The repository contains code for generating short poems using generative language models with a GPT architecture.
A transformative language model based on the GPT architecture is used. This model takes into account both the grammar of the Russian language (similar to language models like rugpt) and its phonetics, including the rules of rhyming and the construction of poetic meter. Details are in the presentation.
Model binaries are available in the inkoziev/verslibre:latest docker image.
Download and run the image:
sudo docker pull inkoziev/verslibre:latest
sudo docker run -it inkoziev/verslibre:latest
After launch, the program will ask you to enter a token for the telegram bot.
After loading all the models, you can start the bot in its chat with the /start command. The bot will ask you to choose one of three random topics for your essay or enter your own topic. The topic can be any phrase with a noun in the lead role, for example “poem generator”.
This bot is available in telegram as @verslibre_bot
Generation examples:
* * *
Любовь - источник вдохновения,
Души непризнанных людей.
И день весеннего цветения,
Омытый зеленью дождей…
* * *
Душа, гонимая страстями,
Тревожит, веет теплотой.
Любовь, хранимая стихами,
И примиренье, и покой.
In addition to the generative model itself, the poetic transcriptor, which marks the source poems for training models, is of great importance for proper operation. You can read more about the work of the transcriptor here.
A docker image inkoziev/haiku:latest is available to run the generator as a telegram bot.
Download the image and run:
sudo docker pull inkoziev/haiku:latest
sudo docker run -it inkoziev/haiku
The program will ask you to enter a telegram bot token. Then the models will load (about a minute) and you can communicate with the bot. Enter a seed - a noun or phrase. Generating several options on the CPU takes approximately 30 seconds. Then the bot will display the first option and offer to evaluate it, or display the next option.

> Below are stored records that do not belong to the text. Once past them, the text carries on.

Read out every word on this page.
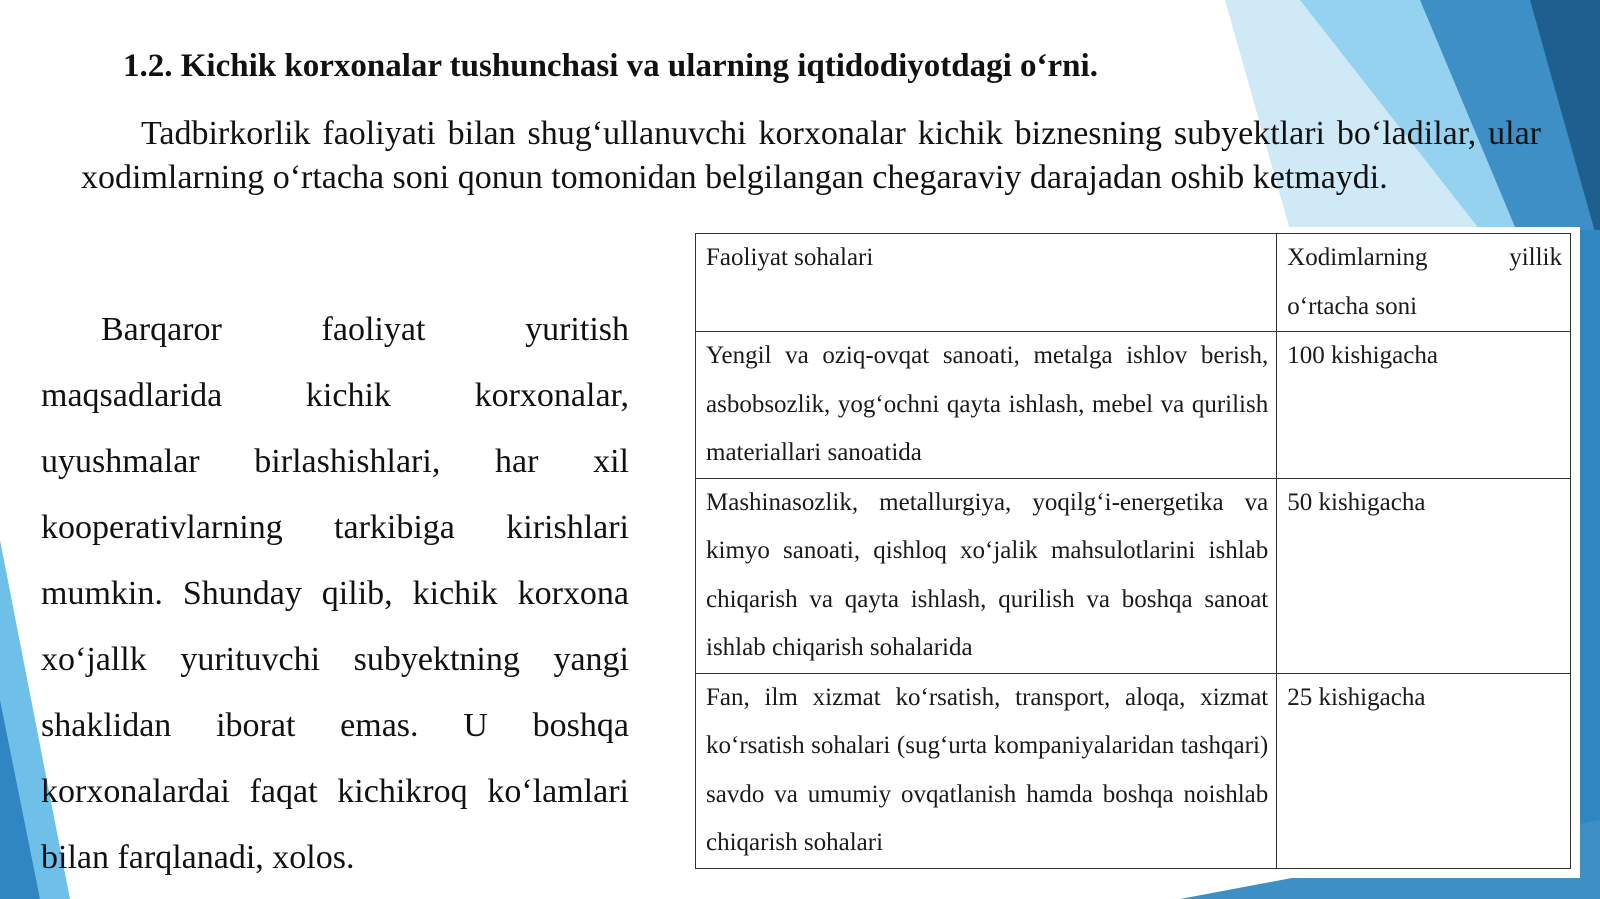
1.2. Kichik korxonalar tushunchasi va ularning iqtidodiyotdagi o‘rni.

Tadbirkorlik faoliyati bilan shug‘ullanuvchi korxonalar kichik biznesning subyektlari bo‘ladilar, ular xodimlarning o‘rtacha soni qonun tomonidan belgilangan chegaraviy darajadan oshib ketmaydi.

Barqaror faoliyat yuritish maqsadlarida kichik korxonalar, uyushmalar birlashishlari, har xil kooperativlarning tarkibiga kirishlari mumkin. Shunday qilib, kichik korxona xo‘jallk yurituvchi subyektning yangi shaklidan iborat emas. U boshqa korxonalardai faqat kichikroq ko‘lamlari bilan farqlanadi, xolos.

Faoliyat sohalari	Xodimlarning yillik o‘rtacha soni
Yengil va oziq-ovqat sanoati, metalga ishlov berish, asbobsozlik, yog‘ochni qayta ishlash, mebel va qurilish materiallari sanoatida	100 kishigacha
Mashinasozlik, metallurgiya, yoqilg‘i-energetika va kimyo sanoati, qishloq xo‘jalik mahsulotlarini ishlab chiqarish va qayta ishlash, qurilish va boshqa sanoat ishlab chiqarish sohalarida	50 kishigacha
Fan, ilm xizmat ko‘rsatish, transport, aloqa, xizmat ko‘rsatish sohalari (sug‘urta kompaniyalaridan tashqari) savdo va umumiy ovqatlanish hamda boshqa noishlab chiqarish sohalari	25 kishigacha
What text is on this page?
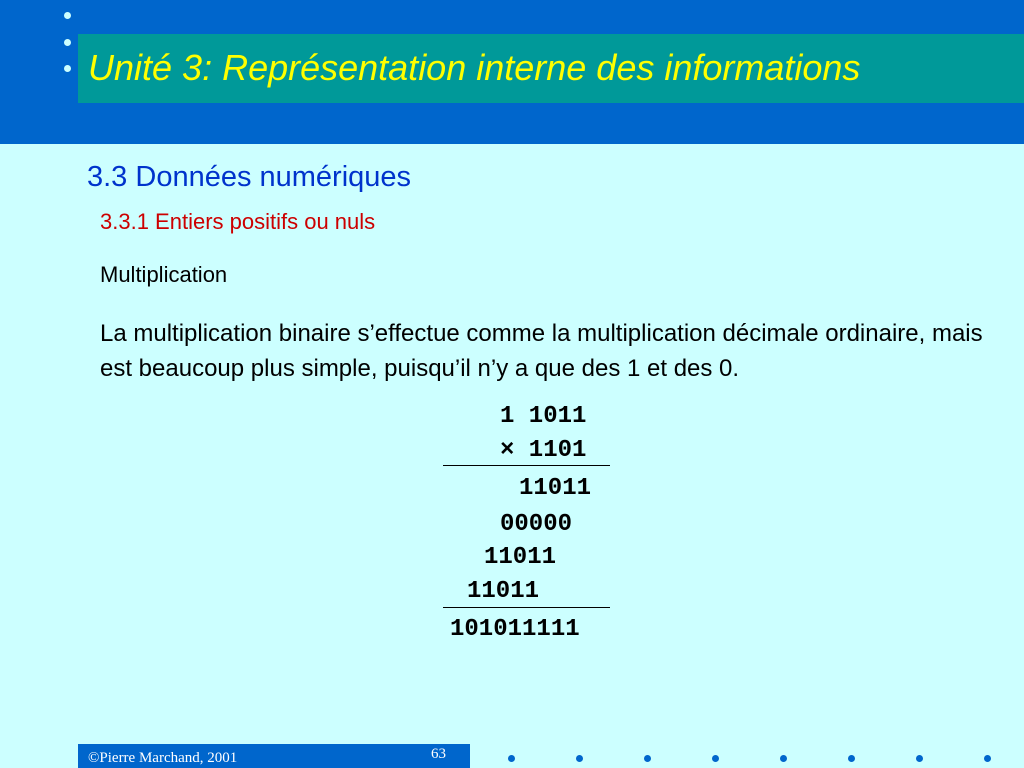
Unité 3: Représentation interne des informations
3.3 Données numériques
3.3.1 Entiers positifs ou nuls
Multiplication
La multiplication binaire s’effectue comme la multiplication décimale ordinaire, mais est beaucoup plus simple, puisqu’il n’y a que des 1 et des 0.
1 1011
× 1101
11011
00000
11011
11011
101011111
©Pierre Marchand, 2001	63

This bot is available in telegram as @haiku_guru_bot.
Since this is a randomized generative model, its results cannot usually be replicated by simply introducing the same seed. Copy good results, supplement them with an illustrative model, such as ruDALLE, and get completely unique content:
More examples of haiku can be seen on my blog.
The tmp subdirectory contains files with part of the training data:
poetry_corpus.txt - corpus of filtered quatrains, symbol | as a line separator; used for additional training of the ruGPT model.
poem_generator_dataset.dat - dataset for training ruGPT, which produces the text of a poem by topic (key phrase).
captions_generator_rugpt.dat - dataset for training ruGPT, generating a verse title based on its content.
A description of the training corps preparation process can be found here.